Professores podem sugerir aos diretores; cidadãos podem propor ideias aos vereadores; funcionários públicos podem levar sugestões aos gestores culturais, sejam eles parte de secretarias, fundações, museus, galerias ou organizações não governamentais. A revitalização, perpetuação e resgate da cultura popular devem ser incentivadas nas escolas, nas comunidades, nos quilombos, aldeias, bairros e praças. Não se trata de fossilizar o passado, mas sim de preservar sua essência. A identidade cultural de um povo é fundamental para a manutenção de sua brasilidade. Quando expressões folclóricas desaparecem, perdemos parte da nossa essência, e com isso, abre-se espaço para a alienação e a futilidade.


Como brasileiro e defensor das tradições populares, acredito que o fomento à cultura popular deve ser uma prioridade. O descuido com o folclore, especialmente no Nordeste, tem levado à diluição da própria identidade nordestina em alguns aspectos, o que é profundamente preocupante. As manifestações folclóricas não devem ser vistas como meras curiosidades exóticas, restritas a um local ou período específico, mas sim como parte integrante do nosso cotidiano.


Imagine se houvesse uma lei que obrigasse todas as instituições civis a iniciarem seus eventos (seminários, conferências, simpósios, festivais, campeonatos, encontros) com uma apresentação folclórica. E se essa lei fosse acompanhada de outra que obrigasse os órgãos públicos a apoiar e revitalizar todas as manifestações folclóricas de seus municípios? Com certeza, todas as cidades teriam algo lindo para mostrar.


É uma grande injustiça que o Estado, enquanto instrumento de viabilização, se omita ou negue às nossas crianças o direito de conhecerem sua própria cultura. Infelizmente, isso está acontecendo. Culturas regionais estão sendo substituídas por culturas estrangeiras, muitas vezes com o aval do próprio Estado, seja por ignorância ou por influência da alienação promovida pelas redes sociais. O Estado, nas esferas municipal, estadual e federal, tem o dever de salvaguardar, manter e fomentar a cultura popular. Essa é sua identidade e responsabilidade. A omissão do Estado explica o atual quadro crítico: há crianças que não conhecem figuras emblemáticas como Luiz Gonzaga, Jackson do Pandeiro, ou mesmo manifestações culturais como o Boi de Reis e o Coco de Roda.

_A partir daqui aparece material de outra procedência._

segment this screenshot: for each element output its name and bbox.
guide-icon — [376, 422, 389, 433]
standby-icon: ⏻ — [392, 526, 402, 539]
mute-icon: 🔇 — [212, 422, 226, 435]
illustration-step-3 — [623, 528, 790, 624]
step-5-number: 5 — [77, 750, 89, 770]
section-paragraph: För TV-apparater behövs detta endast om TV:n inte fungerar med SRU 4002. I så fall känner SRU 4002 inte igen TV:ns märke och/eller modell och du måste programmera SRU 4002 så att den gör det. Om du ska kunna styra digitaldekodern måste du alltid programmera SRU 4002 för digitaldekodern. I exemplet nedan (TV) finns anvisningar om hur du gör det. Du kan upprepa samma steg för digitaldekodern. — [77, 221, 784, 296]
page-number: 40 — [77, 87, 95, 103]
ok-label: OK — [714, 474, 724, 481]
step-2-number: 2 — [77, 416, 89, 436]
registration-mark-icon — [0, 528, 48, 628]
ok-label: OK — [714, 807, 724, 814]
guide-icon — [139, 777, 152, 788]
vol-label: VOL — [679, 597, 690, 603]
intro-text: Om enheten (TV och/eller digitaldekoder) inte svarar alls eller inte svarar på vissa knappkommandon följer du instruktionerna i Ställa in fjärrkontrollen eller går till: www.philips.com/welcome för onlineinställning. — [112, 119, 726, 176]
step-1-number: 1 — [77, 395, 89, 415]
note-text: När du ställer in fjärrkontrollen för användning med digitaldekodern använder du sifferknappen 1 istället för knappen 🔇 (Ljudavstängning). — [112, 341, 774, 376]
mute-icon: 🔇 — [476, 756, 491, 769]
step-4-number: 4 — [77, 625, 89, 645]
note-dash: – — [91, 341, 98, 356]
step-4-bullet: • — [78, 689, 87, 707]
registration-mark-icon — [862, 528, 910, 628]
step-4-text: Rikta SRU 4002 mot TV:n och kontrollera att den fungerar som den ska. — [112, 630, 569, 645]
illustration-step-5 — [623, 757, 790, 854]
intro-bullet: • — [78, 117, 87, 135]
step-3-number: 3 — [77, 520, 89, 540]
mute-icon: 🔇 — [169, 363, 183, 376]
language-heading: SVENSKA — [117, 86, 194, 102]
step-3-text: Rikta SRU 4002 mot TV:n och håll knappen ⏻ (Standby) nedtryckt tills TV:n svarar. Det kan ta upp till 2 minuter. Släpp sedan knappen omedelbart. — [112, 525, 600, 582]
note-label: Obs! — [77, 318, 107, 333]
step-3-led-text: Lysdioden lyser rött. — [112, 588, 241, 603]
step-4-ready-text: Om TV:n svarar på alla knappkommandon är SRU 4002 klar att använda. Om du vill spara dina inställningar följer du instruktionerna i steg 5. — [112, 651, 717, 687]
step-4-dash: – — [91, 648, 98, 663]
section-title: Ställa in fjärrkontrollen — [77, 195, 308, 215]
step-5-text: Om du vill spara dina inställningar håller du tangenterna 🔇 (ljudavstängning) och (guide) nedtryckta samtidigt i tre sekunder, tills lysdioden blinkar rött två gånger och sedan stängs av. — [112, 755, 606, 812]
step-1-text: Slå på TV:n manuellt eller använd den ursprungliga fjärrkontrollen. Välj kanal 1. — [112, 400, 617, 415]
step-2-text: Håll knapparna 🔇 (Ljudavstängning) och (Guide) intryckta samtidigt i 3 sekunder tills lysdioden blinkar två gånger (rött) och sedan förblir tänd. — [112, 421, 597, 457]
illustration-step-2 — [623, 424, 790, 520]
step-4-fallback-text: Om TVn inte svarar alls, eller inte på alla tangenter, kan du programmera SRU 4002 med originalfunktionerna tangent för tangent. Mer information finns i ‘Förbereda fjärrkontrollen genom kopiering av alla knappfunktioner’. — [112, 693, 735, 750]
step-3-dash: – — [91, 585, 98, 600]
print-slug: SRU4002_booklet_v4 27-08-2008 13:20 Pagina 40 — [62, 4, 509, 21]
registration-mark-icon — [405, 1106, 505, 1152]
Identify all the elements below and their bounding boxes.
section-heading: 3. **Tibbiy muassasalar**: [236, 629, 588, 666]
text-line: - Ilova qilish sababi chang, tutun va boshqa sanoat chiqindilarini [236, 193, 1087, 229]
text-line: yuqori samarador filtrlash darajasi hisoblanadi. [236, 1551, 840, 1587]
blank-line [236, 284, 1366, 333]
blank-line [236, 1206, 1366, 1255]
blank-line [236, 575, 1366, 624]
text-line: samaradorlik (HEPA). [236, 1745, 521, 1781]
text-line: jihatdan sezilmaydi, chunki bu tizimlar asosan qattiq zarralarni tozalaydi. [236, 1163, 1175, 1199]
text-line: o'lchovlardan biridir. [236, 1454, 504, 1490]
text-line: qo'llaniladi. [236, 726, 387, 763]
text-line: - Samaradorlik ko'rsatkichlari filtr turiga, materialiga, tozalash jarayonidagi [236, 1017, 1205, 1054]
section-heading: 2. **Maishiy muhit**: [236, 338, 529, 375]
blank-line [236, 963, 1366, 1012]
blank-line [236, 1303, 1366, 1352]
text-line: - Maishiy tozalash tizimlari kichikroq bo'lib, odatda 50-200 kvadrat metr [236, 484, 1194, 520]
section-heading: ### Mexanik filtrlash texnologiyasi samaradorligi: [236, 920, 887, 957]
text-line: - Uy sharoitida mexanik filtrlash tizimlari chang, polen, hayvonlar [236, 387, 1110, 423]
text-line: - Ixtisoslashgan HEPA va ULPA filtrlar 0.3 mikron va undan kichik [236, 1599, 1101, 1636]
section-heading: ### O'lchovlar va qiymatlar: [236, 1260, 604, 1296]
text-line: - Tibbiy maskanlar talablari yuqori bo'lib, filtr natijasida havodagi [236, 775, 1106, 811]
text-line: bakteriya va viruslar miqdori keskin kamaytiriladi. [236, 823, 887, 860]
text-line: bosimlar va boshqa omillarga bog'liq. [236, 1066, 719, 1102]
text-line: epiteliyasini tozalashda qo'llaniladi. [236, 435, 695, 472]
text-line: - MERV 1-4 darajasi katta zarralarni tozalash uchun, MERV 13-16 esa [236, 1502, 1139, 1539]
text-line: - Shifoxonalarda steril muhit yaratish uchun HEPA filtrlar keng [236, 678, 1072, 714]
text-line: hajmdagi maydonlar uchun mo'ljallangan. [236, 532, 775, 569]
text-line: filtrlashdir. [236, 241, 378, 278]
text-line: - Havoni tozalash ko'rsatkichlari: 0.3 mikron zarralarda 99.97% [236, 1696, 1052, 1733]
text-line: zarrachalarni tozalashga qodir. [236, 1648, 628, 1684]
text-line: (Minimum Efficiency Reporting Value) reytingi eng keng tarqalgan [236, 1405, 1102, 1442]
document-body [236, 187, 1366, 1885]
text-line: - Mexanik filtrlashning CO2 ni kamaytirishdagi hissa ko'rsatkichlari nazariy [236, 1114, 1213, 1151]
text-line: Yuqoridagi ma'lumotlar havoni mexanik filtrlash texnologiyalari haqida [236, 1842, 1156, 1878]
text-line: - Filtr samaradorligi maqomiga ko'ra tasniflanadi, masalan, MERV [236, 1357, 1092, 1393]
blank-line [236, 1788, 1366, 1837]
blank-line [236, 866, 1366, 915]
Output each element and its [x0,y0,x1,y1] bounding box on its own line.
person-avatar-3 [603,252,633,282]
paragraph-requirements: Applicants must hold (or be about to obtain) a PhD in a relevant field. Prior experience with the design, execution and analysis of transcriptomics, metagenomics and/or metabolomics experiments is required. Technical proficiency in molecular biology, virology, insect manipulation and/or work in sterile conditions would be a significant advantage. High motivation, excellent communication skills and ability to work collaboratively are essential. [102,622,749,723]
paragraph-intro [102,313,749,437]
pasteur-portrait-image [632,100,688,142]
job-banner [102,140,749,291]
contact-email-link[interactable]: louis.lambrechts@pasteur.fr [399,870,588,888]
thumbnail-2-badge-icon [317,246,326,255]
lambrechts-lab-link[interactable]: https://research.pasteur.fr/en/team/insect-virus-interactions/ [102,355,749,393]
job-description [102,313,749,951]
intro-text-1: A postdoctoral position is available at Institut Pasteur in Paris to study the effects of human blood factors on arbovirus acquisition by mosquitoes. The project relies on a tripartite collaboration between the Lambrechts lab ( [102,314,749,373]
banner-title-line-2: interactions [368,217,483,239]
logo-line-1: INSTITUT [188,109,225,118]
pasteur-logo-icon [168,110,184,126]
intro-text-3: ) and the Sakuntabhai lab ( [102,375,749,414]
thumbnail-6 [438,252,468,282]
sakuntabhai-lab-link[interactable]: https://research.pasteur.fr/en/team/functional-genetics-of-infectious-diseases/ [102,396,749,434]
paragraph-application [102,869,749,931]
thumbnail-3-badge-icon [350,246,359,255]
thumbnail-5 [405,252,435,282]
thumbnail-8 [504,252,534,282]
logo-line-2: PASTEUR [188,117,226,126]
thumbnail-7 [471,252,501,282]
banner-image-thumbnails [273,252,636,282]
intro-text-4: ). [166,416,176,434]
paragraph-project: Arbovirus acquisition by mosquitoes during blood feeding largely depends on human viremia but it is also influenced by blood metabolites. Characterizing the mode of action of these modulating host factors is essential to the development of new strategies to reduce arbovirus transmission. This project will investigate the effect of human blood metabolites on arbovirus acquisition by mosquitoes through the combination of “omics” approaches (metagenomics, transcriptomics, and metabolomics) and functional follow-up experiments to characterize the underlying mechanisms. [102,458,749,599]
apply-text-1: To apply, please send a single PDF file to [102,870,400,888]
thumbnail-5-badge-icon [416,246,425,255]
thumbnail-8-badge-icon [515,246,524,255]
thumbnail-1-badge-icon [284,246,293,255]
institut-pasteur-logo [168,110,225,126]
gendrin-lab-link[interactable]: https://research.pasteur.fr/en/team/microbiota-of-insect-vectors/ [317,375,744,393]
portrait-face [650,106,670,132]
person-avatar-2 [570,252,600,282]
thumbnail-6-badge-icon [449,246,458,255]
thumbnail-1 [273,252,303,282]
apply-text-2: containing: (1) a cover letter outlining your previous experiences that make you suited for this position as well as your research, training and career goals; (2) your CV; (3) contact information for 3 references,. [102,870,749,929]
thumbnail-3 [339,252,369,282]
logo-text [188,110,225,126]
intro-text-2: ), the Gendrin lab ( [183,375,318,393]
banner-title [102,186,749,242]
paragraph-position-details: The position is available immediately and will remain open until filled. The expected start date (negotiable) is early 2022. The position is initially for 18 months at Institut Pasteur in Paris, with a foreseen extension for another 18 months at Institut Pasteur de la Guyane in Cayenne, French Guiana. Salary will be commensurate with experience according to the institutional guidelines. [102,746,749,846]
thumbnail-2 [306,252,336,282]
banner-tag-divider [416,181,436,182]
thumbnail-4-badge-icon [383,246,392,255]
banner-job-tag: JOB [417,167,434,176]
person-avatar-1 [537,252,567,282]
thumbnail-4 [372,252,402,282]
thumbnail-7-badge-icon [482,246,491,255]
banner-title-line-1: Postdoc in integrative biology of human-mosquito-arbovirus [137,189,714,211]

É importante lembrar que o folclore vai muito além dos artistas e festividades. Ele está presente na linguagem, na gastronomia, nos modos de confeccionar artesanatos, nos costumes familiares, nas crenças e nos cantares. A riqueza do folclore é vastíssima e impossível de ser resumida em uma única folha. O que nos cabe é construir raciocínios de preservação e enaltecimento.


Para encerrar, vale a pena citar o renomado folclorista Luís da Câmara Cascudo, que afirmou: "O folclore é a continuidade da cultura através do povo, transmitida de geração em geração, com suas inovações e resistências". Assim, o Folclore seguirá existindo, mas cabe a nós, enquanto sociedade, garantir sua preservação e valorização.